Claypool declared in December that he would run for the Democratic nomination for County Board President in 2006. John Stroger, who was a Democrat, announced earlier that he would seek a fourth term, setting up a race among Claypool, Stroger, and Quigley for the Democratic nomination. Quigley dropped out in mid-December, saying "I am throwing my full effort and support to help elect Forrest Claypool as the next County Board President."

Claypool raised more campaign funds than every other candidate in 2005, ending the first half of the year with over $900,000. Most pundits agreed that the Democratic primary was the real election, as Cook County is one of the most Democratic counties in the entire nation. Claypool won the support of many newspapers, including the Chicago Tribune, the Chicago Sun-Times, Crain's Chicago Business, the Daily Herald, the Daily Southtown, and others. In addition, he was endorsed by Rep. Rahm Emanuel and Lt. Gov. Pat Quinn.

Despite the endorsements, and the fact that Stroger suffered a stroke a week before, Claypool still lost to Stroger in the primary. The Cook County Democratic Party appointed Stroger's son Todd Stroger as the nominee to run against Tony Peraica in the general election. Todd Stroger won the election. Claypool refused to endorse Stroger and was chastised heavily by Democratic politicians and stalwarts including Mayor Daley.
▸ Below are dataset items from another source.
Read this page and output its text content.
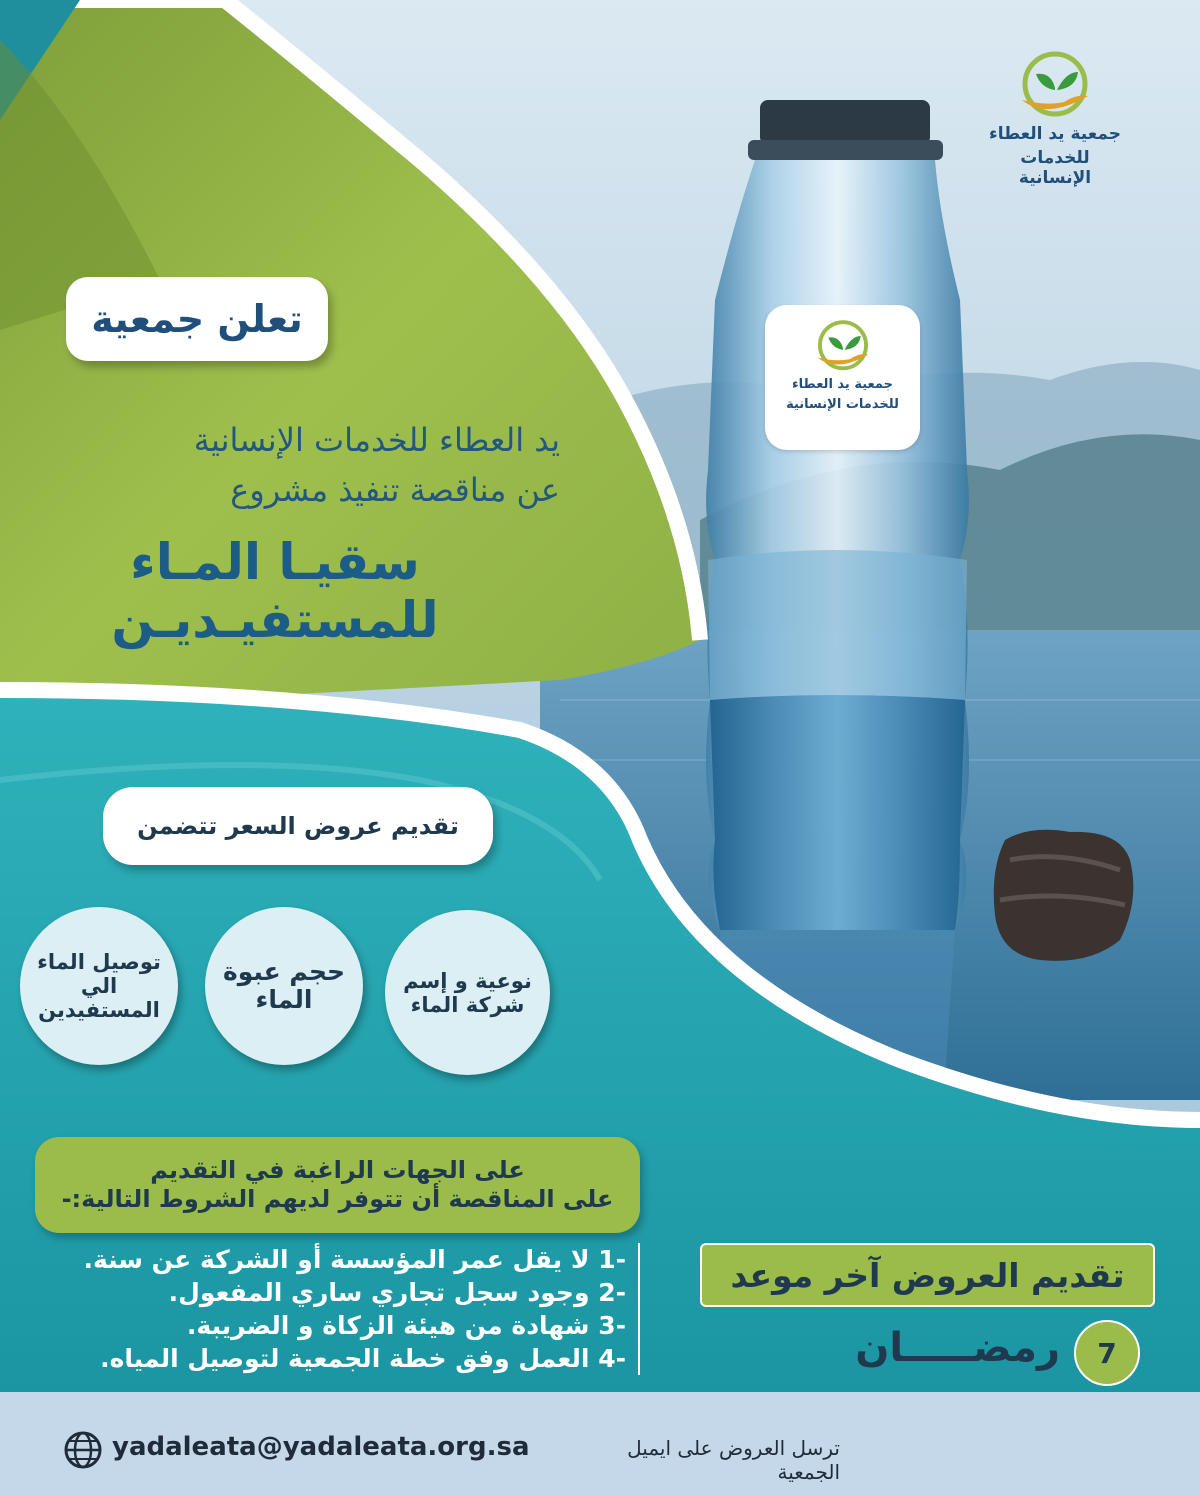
جمعية يد العطاء
للخدمات الإنسانية
جمعية يد العطاء
للخدمات الإنسانية
تعلن جمعية
يد العطاء للخدمات الإنسانية
عن مناقصة تنفيذ مشروع
سقيـا المـاء
للمستفيـديـن
تقديم عروض السعر تتضمن
نوعية و إسم شركة الماء
حجم عبوة الماء
توصيل الماء الي المستفيدين
على الجهات الراغبة في التقديم
على المناقصة أن تتوفر لديهم الشروط التالية:-
-1 لا يقل عمر المؤسسة أو الشركة عن سنة.
-2 وجود سجل تجاري ساري المفعول.
-3 شهادة من هيئة الزكاة و الضريبة.
-4 العمل وفق خطة الجمعية لتوصيل المياه.
تقديم العروض آخر موعد
7
رمضـــــان
yadaleata@yadaleata.org.sa	ترسل العروض على ايميل الجمعية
==County Assessor election==

On Tuesday, April 6, 2010, Claypool announced he would enter the Cook County Assessor election as an independent candidate. He officially qualified to be entered onto the general election ballot on June 28, after collecting more than three times the number of voter signatures required for independent candidates seeking office in Illinois. Claypool ran against Democrat Joseph Berrios, Green Robert Grota and Republican Sharon Strobeck-Eckersall. He was the first independent candidate to run in the history of the Cook County Assessor's office. Berrios won the race with 47.9 percent of the vote, against 31.8 percent for Claypool, 17.7 percent for Strobeck-Eckersall, and 2.6 percent for Grota.

==Post-electoral government career==
On Tuesday, April 19, 2011, Chicago Mayor Rahm Emanuel—a longtime political ally of Claypool—appointed him president of the Chicago Transit Authority Claypool was named Chief of Staff to mayor Rahm Emanuel in April 2015.

===CEO of Chicago Public Schools===
Mayor Rahm Emanuel announced on July 16, 2015, that Claypool would assume the role of chief executive officer of Chicago Public Schools on July 27, 2015. His appointment, affective July 27, was formally approved by the Chicago Board of Education on July 22. Claypool resigned as CEO on December 8, 2017, after the school district's inspector general accused him of engineering a "full-blown cover-up" during an ethics investigation concerning the school system's chief attorney.